Provided defendant’s papers make a prima facie showing of ineffectiveness of counsel, we should, therefore, the Monroe County District Attorney being party to the proceeding, reverse with directions to transfer the proceeding to the Appellate Division, Fourth Department, for consideration by it as one for common-law coram nobis or alternatively for it to grant petitioner permission to make such an application to the County Court. There is reason enough for so doing, rather than affirming while remaining silent concerning the availability of coram nobis, in the indistinct procedural path indicated by what is set forth in this opinion and in the opinions below. While we should not reach out to decide issues not before us, we may and should on an issue such as this tell appellant not only what he may not do procedurally but also what he may, rather than drive him from pillar to post.
The pillar to post aspects of this case are suggested by the words emphasized by the Appellate Division in its quotation from People ex rel. Knox v Smith (60 AD2d 789, mot for lv to app den 43 NY2d 647), which were apparently intended to inform petitioner that he could not proceed by way of habeas corpus because that writ could not be used to review issues which could have been raised on appeal. If the suggestion is that counsel on the original appeal to the Fourth Department could have in his application for leave made to a Judge of this court raised the issue of ineffectiveness of counsel on appeal, as did the appellant in Gonzalez, there is an obvious Catch-22 involved. Gonzalez was fortunate enough to have different counsel in the two courts; Douglas had the same attorney in both courts.
Nor is that the only indication in the papers on this appeal *907that appellate counsel on the prior appeal was ineffective. I do not suggest, as the Appellate Division (67 AD2d, at p 590) seemed to fear ("in any situation in which a claimed error has not been raised on appeal it could conceivably be argued that appellate representation was inadequate in failing to do so”) that a hearing need be held when the application sets forth no more than the magic words "ineffectiveness of counsel”. But I reject out of hand, because this court has done so emphatically in People v Emmett (25 NY 354, 356), repeated in People v Gonzalez (47 NY2d 606, 611), the makeweight suggestion that the Fourth Department’s practice (noted by its statement in People v Stubbs, 30 AD2d 932, that it, had examined "with care the entire record including the severity of the punishment”) constitutes an acceptable substitute for effective assistance of appellate counsel.2
Here, the central issue of the trial was whether defendant acted in self-defense. Yet the brief filed on the original appeal to the Appellate Division contained but seven pages, of which only two were devoted to legal argument, no mention of the self-defense issue being made in those seven pages. Apparently, the only points that appellate counsel could find in the record (though 10 months elapsed from assignment to the filing of the brief) were that the Trial Judge erred in charging that defendant’s statement constituted a confession and that the verdict of the jury was against the weight of the evidence, for those were the only points he raised. No mention was made of the Trial Judge’s instruction to the jury on self-defense (that "defendant seems to claim that he acted in self-defense” [emphasis supplied]), that the instruction failed to inform the jury that it was sufficient if defendant had reasonable grounds to believe he was in danger of injury from decedent and not necessary that he have been in danger in fact, that the charge was not entirely clear with respect to burden of proof on the issue of self-defense or that it failed to relate the law meaningfully to the facts. I am not concluding on the papers before us that defendant will be successful if he obtains the right to an effective appellate review. Indeed, the ultimate determination is not one we should make (People v *908Gonzalez, 47 NY2d 606, 610, supra). Nor do I rule out the possibility that a coram nobis hearing will reveal that counsel on the Fourth Department appeal had good and sufficient reason for the omissions above noted. What I do find in the papers before us is a prima facie demonstration of ineffectiveness sufficient to require the Appellate Division, Fourth Department, after a hearing held before it or before the County Court, to pass upon the question whether defendant has been deprived of his constitutional rights.
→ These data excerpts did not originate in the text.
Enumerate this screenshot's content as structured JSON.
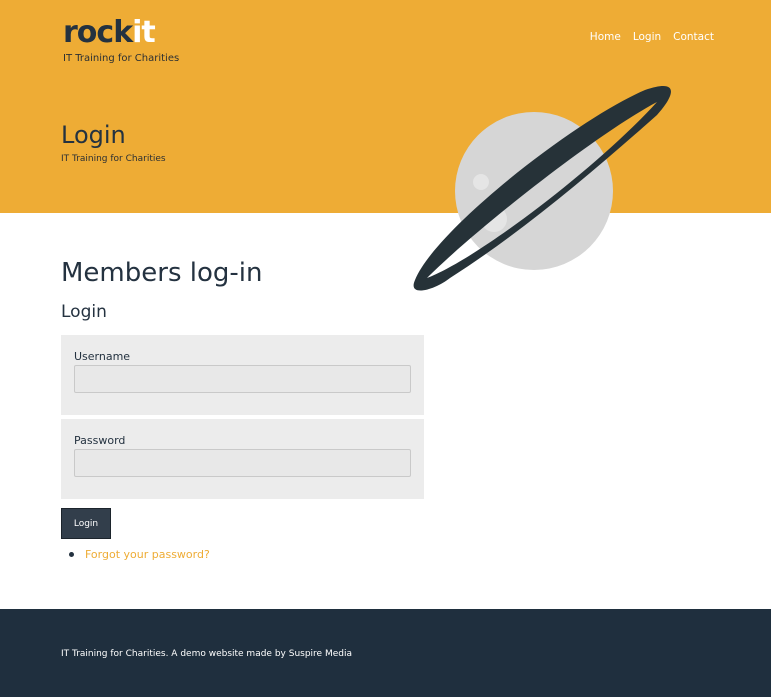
{
  "brand": {
    "logo_main": "rock",
    "logo_accent": "it",
    "tagline": "IT Training for Charities"
  },
  "nav": {
    "items": [
      "Home",
      "Login",
      "Contact"
    ]
  },
  "hero": {
    "title": "Login",
    "subtitle": "IT Training for Charities"
  },
  "main": {
    "title": "Members log-in",
    "subtitle": "Login"
  },
  "form": {
    "username_label": "Username",
    "username_value": "",
    "password_label": "Password",
    "password_value": "",
    "submit_label": "Login"
  },
  "links": {
    "forgot_password": "Forgot your password?"
  },
  "footer": {
    "text": "IT Training for Charities. A demo website made by Suspire Media"
  },
  "colors": {
    "brand_yellow": "#eeac35",
    "dark_navy": "#1f2f3e",
    "button": "#323e4b",
    "planet": "#d6d6d6",
    "ring": "#263238"
  },
  "icons": {
    "hero_illustration": "planet-illustration",
    "list_bullet": "bullet-dot"
  }
}
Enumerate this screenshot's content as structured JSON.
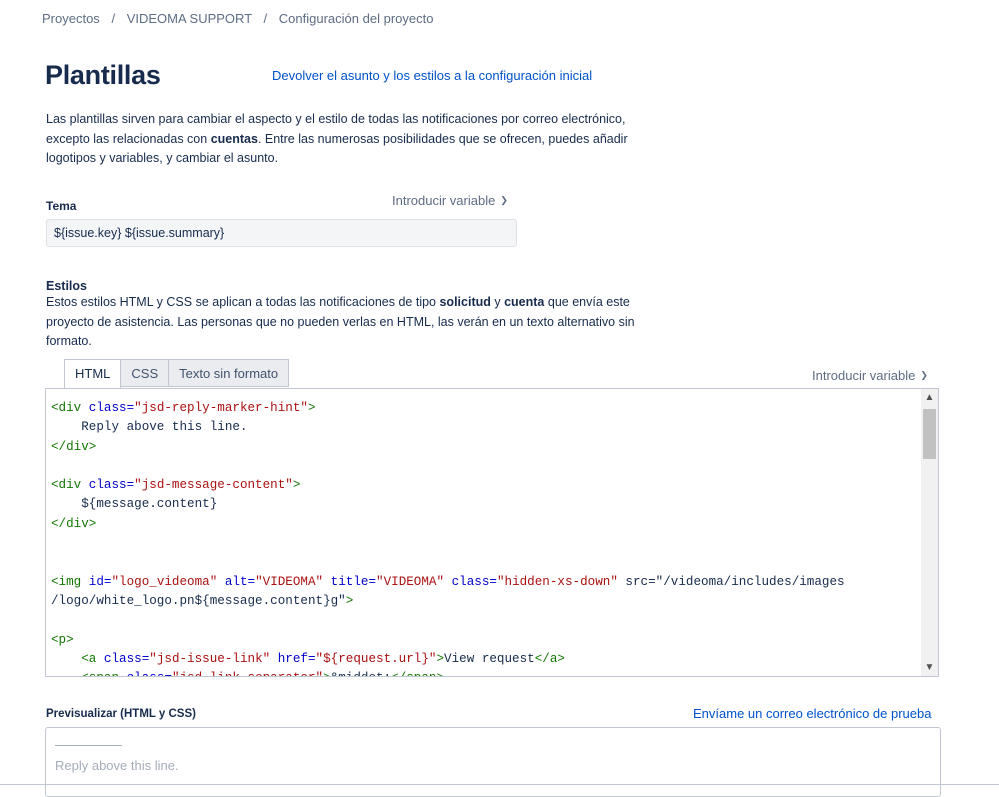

Chief Judge Cooke and Judges Jasen, Gabrielli and Wachtler, concur; Judge Meyer dissents and votes to reverse in an opinion in which Judges Jones and Fuchsberg concur.
Order affirmed, without costs, in a memorandum.

. Since there was no appeal from the order determining the common-law writ (People v Gersewitz, 294 NY 163, supra), and the broad right of appeal later provided by subdivision 6 of section 519 of the Code of Criminal Procedure (see, also, People v Lampkins, 21 NY2d 138, supra) has been transposed in CPL 450.15 into reference to article 440 only, there would appear to be no State appeal from an order made in a present day common-law coram nobis proceeding. Certiorari to the United States Supreme Court directly from the coram nobis determination would, however, be available (Gayes v New York, 332 US 145; Canizio v New York, 327 US 82), as, of course, would Federal habeas corpus. Continuance of common-law coram nobis in cases such as the present would not, therefore, eliminate Federal review but it would certainly comport with the purpose of reducing the instances in which Federal review would be required.

. The practicality underlying Emmett and Gonzalez is underscored by the fact that the dissent on the original appeal in the instant case discussed only the points briefed by counsel and contained no indication that the self-defense point discussed below had been considered. To expect appellate courts routinely to search out new issues is simply unrealistic.